DIA D- Campanha vacina cachorros e gatos contra raiva animal em toda Paraíba; São mais de 700 mil animais
21/10/2017 - 15h20 em Brasil

 A cadela Catarina, da raça Fox Paulistinha, de 3 anos, chamou a atenção, neste sábado (21) pela manhã, no posto de vacinação na sede da Secretaria de Estado da Saúde (SES), na Torre, em João Pessoa. Ela estava com uma focinheira e, em pouco tempo que esteve por lá, deu para perceber o motivo do uso do acessório: o animal só não estranhava a dona, a funcionária pública, Ana Lúcia. “Se eu sair de casa com ela sem a focinheira, quer atacar todo mundo”, disse.


A atitude de Ana foi elogiada pelo coordenador do Núcleo de Controle de Zoonoses da SES, Francisco de Assis. “Esta é a maneira correta de sair de casa com um animal bravo. E neste caso, do Dia D de Vacinação Contra Raiva Animal precauções como esta protegem o próprio animal os outros, a dona e também o profissional de saúde que está aplicando a dose. O bom seria se todos tivessem esta consciência”, alertou.


Ana foi acompanhada da irmã, a funcionária pública Glória Maria, que também levou seu cachorrinho pra ser vacinado: Lipe, um poodle, de 14 anos. “Dou todas as vacinas dele e faço questão de vir logo cedo, pois daqui já aproveito e o levo para tosar”, falou. Ela estava em dúvida se poderia fazer a tosa após a vacina, mas Assis, que é médico veterinário, garantiu que não há nenhuma contra indicação.


A policial Luciene Puppe trouxe dois gatos: Atena e Odin, ambos com oito meses. “A vacina é muito importante para a saúde do animal e, por isso, fiz questão de trazê-los”, falou.

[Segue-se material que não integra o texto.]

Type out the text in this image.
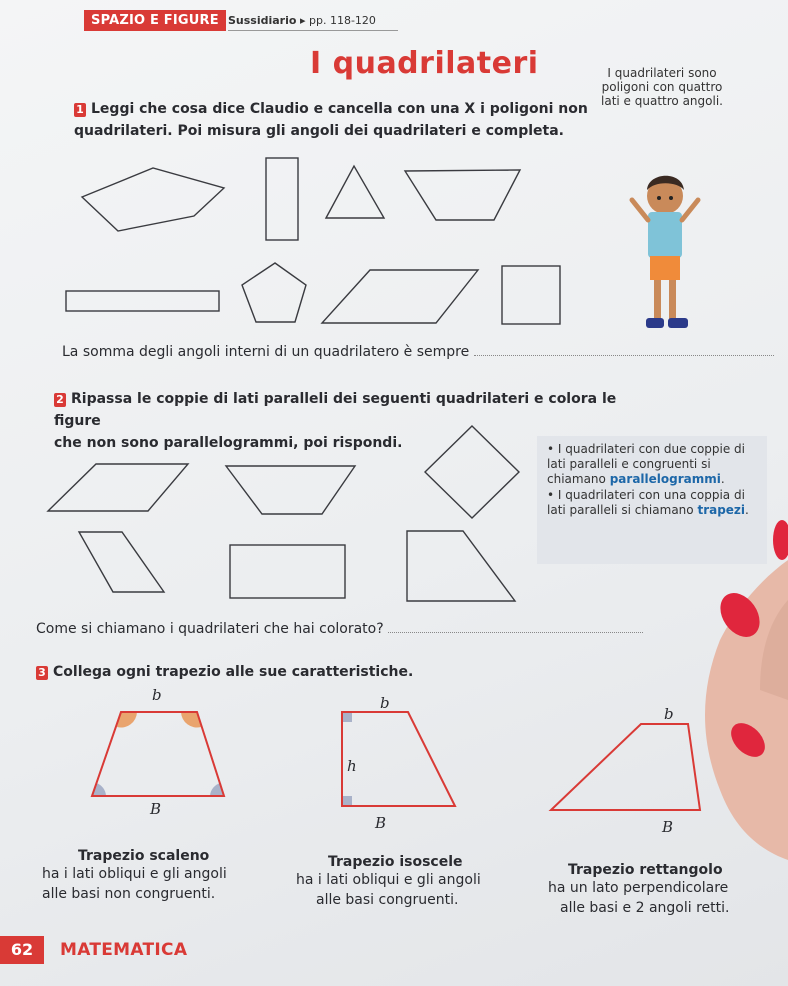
SPAZIO E FIGURE Sussidiario ▸ pp. 118-120
I quadrilateri	I quadrilateri sono poligoni con quattro lati e quattro angoli.
1 Leggi che cosa dice Claudio e cancella con una X i poligoni non
quadrilateri. Poi misura gli angoli dei quadrilateri e completa.
La somma degli angoli interni di un quadrilatero è sempre
2 Ripassa le coppie di lati paralleli dei seguenti quadrilateri e colora le figure
che non sono parallelogrammi, poi rispondi.	• I quadrilateri con due coppie di lati paralleli e congruenti si chiamano parallelogrammi.
• I quadrilateri con una coppia di lati paralleli si chiamano trapezi.
Come si chiamano i quadrilateri che hai colorato?
3 Collega ogni trapezio alle sue caratteristiche.
b
B
b
h
B
b
B
Trapezio scaleno
ha i lati obliqui e gli angoli
alle basi non congruenti.
Trapezio isoscele
ha i lati obliqui e gli angoli
alle basi congruenti.
Trapezio rettangolo
ha un lato perpendicolare
alle basi e 2 angoli retti.
62	MATEMATICA
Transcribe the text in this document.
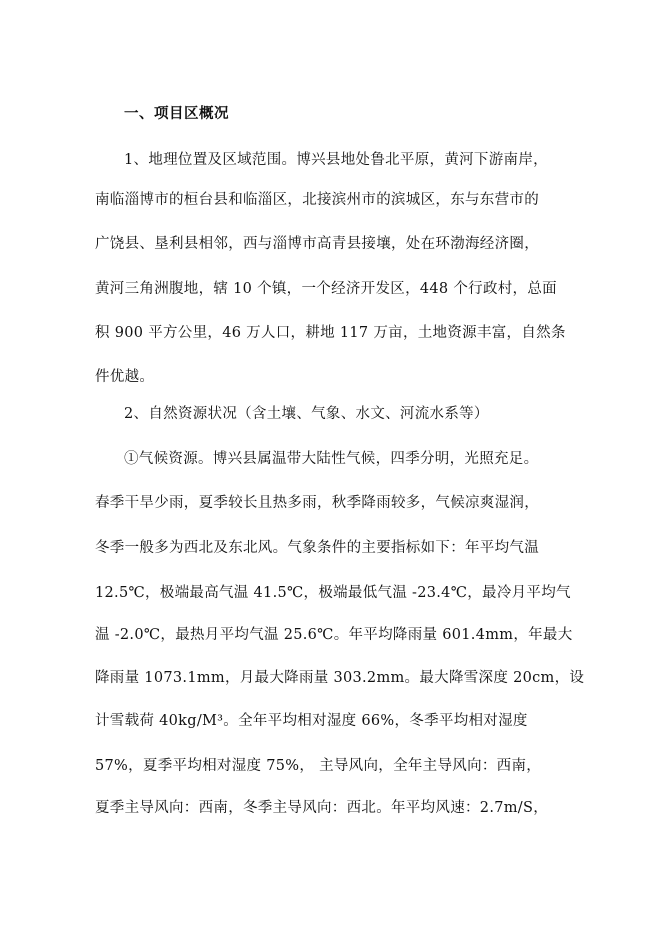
一、项目区概况
1、地理位置及区域范围。博兴县地处鲁北平原，黄河下游南岸，
南临淄博市的桓台县和临淄区，北接滨州市的滨城区，东与东营市的
广饶县、垦利县相邻，西与淄博市高青县接壤，处在环渤海经济圈，
黄河三角洲腹地，辖 10 个镇，一个经济开发区，448 个行政村，总面
积 900 平方公里，46 万人口，耕地 117 万亩，土地资源丰富，自然条
件优越。
2、自然资源状况（含土壤、气象、水文、河流水系等）
①气候资源。博兴县属温带大陆性气候，四季分明，光照充足。
春季干旱少雨，夏季较长且热多雨，秋季降雨较多，气候凉爽湿润，
冬季一般多为西北及东北风。气象条件的主要指标如下：年平均气温
12.5℃，极端最高气温 41.5℃，极端最低气温 -23.4℃，最冷月平均气
温 -2.0℃，最热月平均气温 25.6℃。年平均降雨量 601.4mm，年最大
降雨量 1073.1mm，月最大降雨量 303.2mm。最大降雪深度 20cm，设
计雪载荷 40kg/M³。全年平均相对湿度 66%，冬季平均相对湿度
57%，夏季平均相对湿度 75%， 主导风向，全年主导风向：西南，
夏季主导风向：西南，冬季主导风向：西北。年平均风速：2.7m/S，
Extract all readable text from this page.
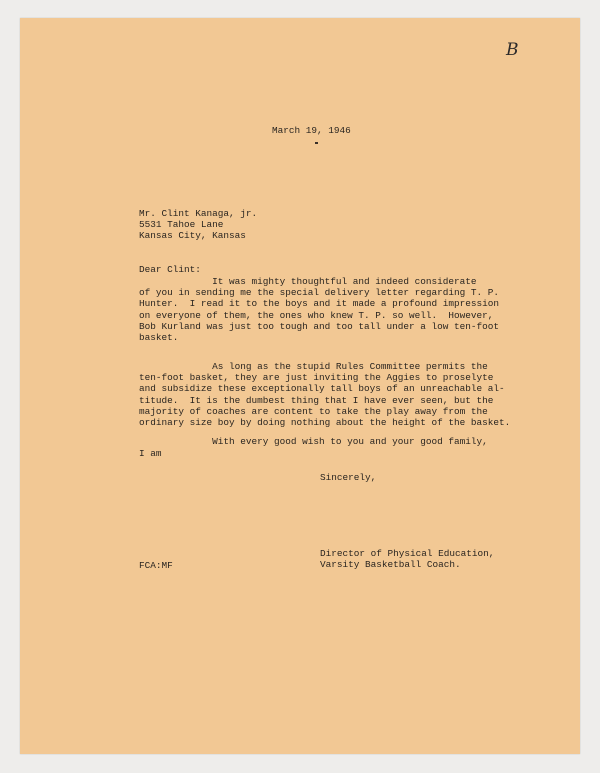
B
March 19, 1946
Mr. Clint Kanaga, jr.
5531 Tahoe Lane
Kansas City, Kansas
Dear Clint:
It was mighty thoughtful and indeed considerate
of you in sending me the special delivery letter regarding T. P.
Hunter.  I read it to the boys and it made a profound impression
on everyone of them, the ones who knew T. P. so well.  However,
Bob Kurland was just too tough and too tall under a low ten-foot
basket.
As long as the stupid Rules Committee permits the
ten-foot basket, they are just inviting the Aggies to proselyte
and subsidize these exceptionally tall boys of an unreachable al-
titude.  It is the dumbest thing that I have ever seen, but the
majority of coaches are content to take the play away from the
ordinary size boy by doing nothing about the height of the basket.
With every good wish to you and your good family,
I am
Sincerely,
Director of Physical Education,
Varsity Basketball Coach.
FCA:MF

A vacina está ocorrendo em todos os 223 municípios paraibanos neste sábado (21), das 8h às 17h. Em alguns, a vacinação começou de forma antecipada. “A SES distribuiu a vacina há 15 dias e em algumas localidades iniciou logo, principalmente, em pontos de difícil acesso onde os profissionais de saúde precisam sair de porta em porta”, explicou.


Deverão ser vacinados todos os cães e gatos a partir de três meses de idade e a meta é imunizar, ao todo, 714.284 animais – sendo 522.373 cães e 191.911 gatos. Após o Dia D, a SES estabelece o prazo de 30 dias para os municípios atingirem suas metas.


Francisco de Assis lembra da importância da vacina, pontuando uma situação corriqueira. “Anualmente, na Paraíba, entre nove e 10 mil pessoas procuram as unidades de saúde por conta de mordedura de animais transmissores da raiva e 80% são provocadas pelos cães. O restante é dividido entre gatos, gado, bode, macaco, entre outros”, informou.


Sintomas – Os animais raivosos comumente procuram lugares escuros (fotofobia), não bebem, nem comem, ficam agressivos, desenvolvem salivação abundante e, na sequência, entram em coma e morrem (em cerca de 10 dias).


Caso haja qualquer suspeita de um animal com raiva, o caso deve ser comunicado imediatamente à Secretaria de Saúde do município para que as providências sejam tomadas. Ao serem identificados os sintomas clínicos, o animal deve ser isolado com urgência.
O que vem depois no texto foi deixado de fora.